The Prada show was distinguished by its serene rejection of excess. Miu Miu took a more wayward route, with an improvised DIY quality that was fundamental to the collection.
By
  • Tim Blanks

PARIS, France — Miuccia Prada opened Milan and closed Paris with shows that resounded in the current fashion climate, where brands are racing to formulate a position on how to convincingly marry social principle and corporate profit. The Prada show was distinguished by its serene rejection of excess. Miu Miu typically took a more wayward route. "I'm suggesting a way of dressing that would leave people free to do their own thing," Miuccia said. "Raw was what I really cared for, simple, intuitive, not too much fuss."

Raw as in a canvas skirt, a muslin slip, an old cardigan stretched across the shoulders to create some sweater-girl oomph. That improvised DIY quality was fundamental to the collection. Miuccia liked the idea of something quite severe and structured that had been mutated by the ingenuity of its wearer. It was striking in the hand-painted effects: big naïve flowers, tiny dotted ones, combined with drips and splatters. There were also big, raw floral appliques. Those stretched old knits appeared often. So did a tacked-on random ruffle or two, and shearling trims, like a home-made decorative element.

For the Prada collection, there were necklaces made of seashells. Here, there were brooches of tiny fired clay curlicues and the family pearls strung together with pieces of rope, and big, bejewelled buttons adding sparkle to oversized man-styled pieces in traditional houndstooth and Prince of Wales check. Again, you could imagine these details being dreamed up at home by a glamorous but cash-strapped family in hard times. They climaxed with a long silk gauze dress roughly sashed in lilac and yellow, like something rustled up by a castaway beauty queen on her desert island.

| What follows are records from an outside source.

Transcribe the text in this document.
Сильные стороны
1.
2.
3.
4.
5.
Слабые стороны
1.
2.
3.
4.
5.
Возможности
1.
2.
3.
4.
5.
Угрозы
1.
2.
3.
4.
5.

The last really hard times in Italy followed WWII. The hair, the makeup, the silhouettes harked back a little here. Now the shadows are growing long again in Italy, just as they are elsewhere, and there is melancholy in Miuccia this season. She insisted she wanted lightness in the clothes, but a snippet of Michael Nyman’s chamber music for “The Cook, the Thief, His Wife and Her Lover” set a different mood – darker, more attuned to current events. “Clothes are a way of looking at reality,” she acknowledged. “It’s not that fashion can solve the problems of the world, but it can contribute to a nicer life.”